Explicit Randomness is not Necessary when Modeling Probabilistic Encryption 1

One of the most popular abstraction used in security analysis uses abstract, symbolic terms to model the bit strings sent over the network. However, the high level of abstraction blurs the significance of proofs carried out in such models with respect to real executions. In particular, although good encryption functions are randomized, most existing symbolic models for security do not capture explicitly the randomization of ciphertexts.On the other hand, recent results relating symbolic models with cryptographic models require symbolic models where the randomization of ciphertexts is captured explicitly (through the use of labels attached to symbolic ciphertexts).
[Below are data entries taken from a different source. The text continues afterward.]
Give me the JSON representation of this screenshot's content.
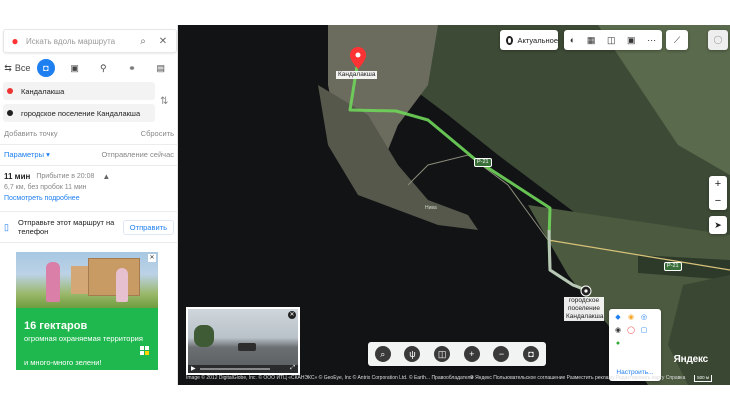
{
  "search": {
    "placeholder": "Искать вдоль маршрута"
  },
  "modes": {
    "all_label": "Все"
  },
  "points": {
    "from": "Кандалакша",
    "to": "городское поселение Кандалакша"
  },
  "links": {
    "add_point": "Добавить точку",
    "reset": "Сбросить"
  },
  "params": {
    "label": "Параметры ▾",
    "departure": "Отправление сейчас"
  },
  "route": {
    "duration": "11 мин",
    "arrival": "Прибытие в 20:08",
    "details": "6,7 км, без пробок 11 мин",
    "more": "Посмотреть подробнее"
  },
  "send": {
    "text": "Отправьте этот маршрут на телефон",
    "button": "Отправить"
  },
  "ad": {
    "headline": "16 гектаров",
    "body": "огромная охраняемая территория",
    "tail": "и много-много зелени!"
  },
  "map": {
    "actual_label": "Актуальное",
    "city_label": "Кандалакша",
    "dest_label": "городское поселение Кандалакша",
    "road_shield_1": "Р-21",
    "road_shield_2": "Р-21",
    "river_label": "Нива",
    "brand": "Яндекс",
    "copyright": "Image © 2012 DigitalGlobe, Inc. © ООО ИТЦ «СКАНЭКС» © GeoEye, Inc © Antrix Corporation Ltd. © Earth...  Правообладатели",
    "footer_links": "© Яндекс   Пользовательское соглашение   Разместить рекламу   Редактировать карту   Справка",
    "scale": "500 м",
    "services_config": "Настроить..."
  },
  "colors": {
    "route": "#6fd65a",
    "accent": "#1e7ff0",
    "pin": "#f33",
    "ad_green": "#1fb84e"
  }
}
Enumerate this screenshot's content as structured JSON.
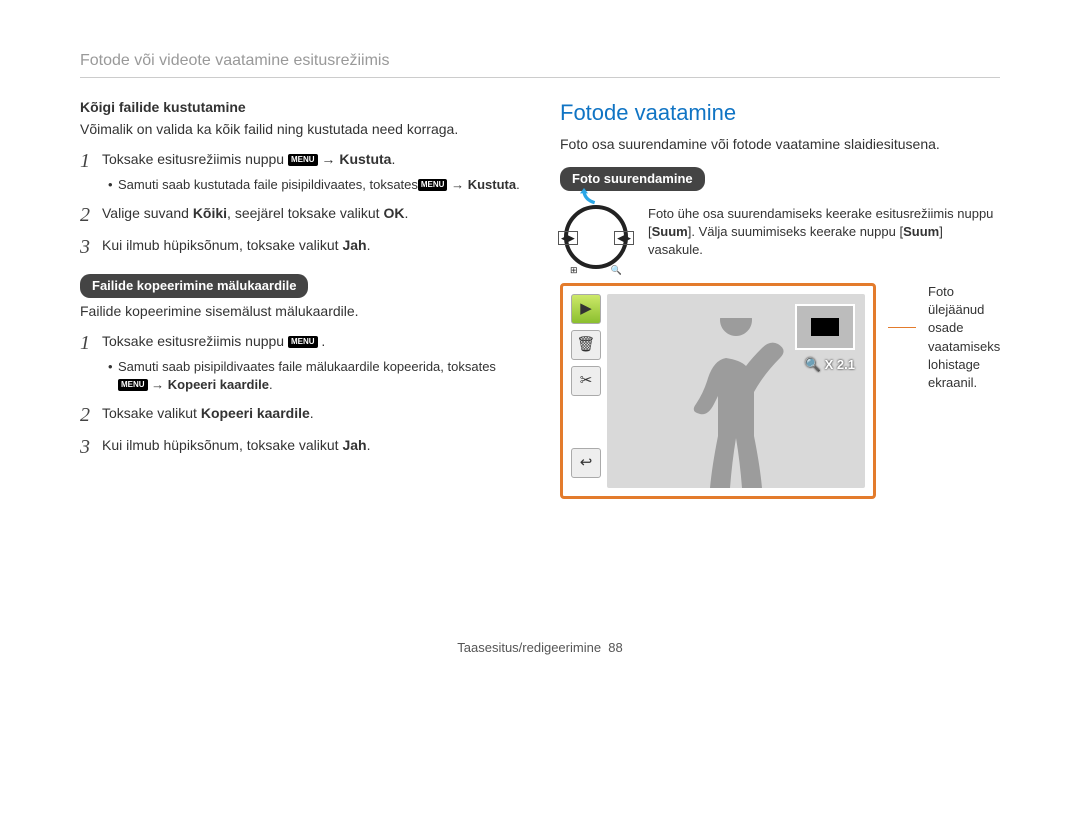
{
  "header": "Fotode või videote vaatamine esitusrežiimis",
  "left": {
    "delete_all_heading": "Kõigi failide kustutamine",
    "delete_all_para": "Võimalik on valida ka kõik failid ning kustutada need korraga.",
    "s1_pre": "Toksake esitusrežiimis nuppu ",
    "s1_arrow": " → ",
    "s1_bold": "Kustuta",
    "s1_dot": ".",
    "s1_sub_pre": "Samuti saab kustutada faile pisipildivaates, toksates",
    "s1_sub_arrow": " → ",
    "s1_sub_bold": "Kustuta",
    "s1_sub_dot": ".",
    "s2_pre": "Valige suvand ",
    "s2_bold1": "Kõiki",
    "s2_mid": ", seejärel toksake valikut ",
    "s2_ok": "OK",
    "s2_dot": ".",
    "s3_pre": "Kui ilmub hüpiksõnum, toksake valikut ",
    "s3_bold": "Jah",
    "s3_dot": ".",
    "copy_pill": "Failide kopeerimine mälukaardile",
    "copy_para": "Failide kopeerimine sisemälust mälukaardile.",
    "c1_pre": "Toksake esitusrežiimis nuppu ",
    "c1_dot": " .",
    "c1_sub_pre": "Samuti saab pisipildivaates faile mälukaardile kopeerida, toksates ",
    "c1_sub_arrow": " → ",
    "c1_sub_bold": "Kopeeri kaardile",
    "c1_sub_dot": ".",
    "c2_pre": "Toksake valikut ",
    "c2_bold": "Kopeeri kaardile",
    "c2_dot": ".",
    "c3_pre": "Kui ilmub hüpiksõnum, toksake valikut ",
    "c3_bold": "Jah",
    "c3_dot": "."
  },
  "right": {
    "heading": "Fotode vaatamine",
    "intro": "Foto osa suurendamine või fotode vaatamine slaidiesitusena.",
    "zoom_pill": "Foto suurendamine",
    "dial_text_pre": "Foto ühe osa suurendamiseks keerake esitusrežiimis nuppu [",
    "dial_text_b1": "Suum",
    "dial_text_mid": "]. Välja suumimiseks keerake nuppu [",
    "dial_text_b2": "Suum",
    "dial_text_post": "] vasakule.",
    "zoom_label_icon": "🔍",
    "zoom_label": "X 2.1",
    "callout": "Foto ülejäänud osade vaatamiseks lohistage ekraanil.",
    "icons": {
      "play": "▶",
      "trash": "🗑",
      "cut": "✂",
      "back": "↩"
    },
    "menu_glyph": "MENU",
    "nav_glyph": "◀▶"
  },
  "footer": {
    "text": "Taasesitus/redigeerimine",
    "page": "88"
  }
}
Since little to no tool support exists for the resulting label-based models it may seem necessary to extend the decision procedures and the implementation of existing tools from the simpler models to the models that use labels.In this paper we put forth a more practical alternative. We show that for a large class of security properties (that includes rather standard formulations of secrecy and authenticity), security of protocols with respect to the simpler model implies security in the model that uses labels. Combined with the computational soundness result of [Cortier, V. and Warinschi, B. (2005). Computationally Sound, Automated Proofs for Security Protocols. In Proc. 14th European Symposium on Programming (ESOP'05), volume 3444 of Lecture Notes in Computer Science, pages 157–171. Springer], our theorem enables the translation of security results obtained in symbolic models that do not use labels to standard computational security. Based on these results, we have recently implemented an AVISPA module for verifying security properties in a standard cryptographic model.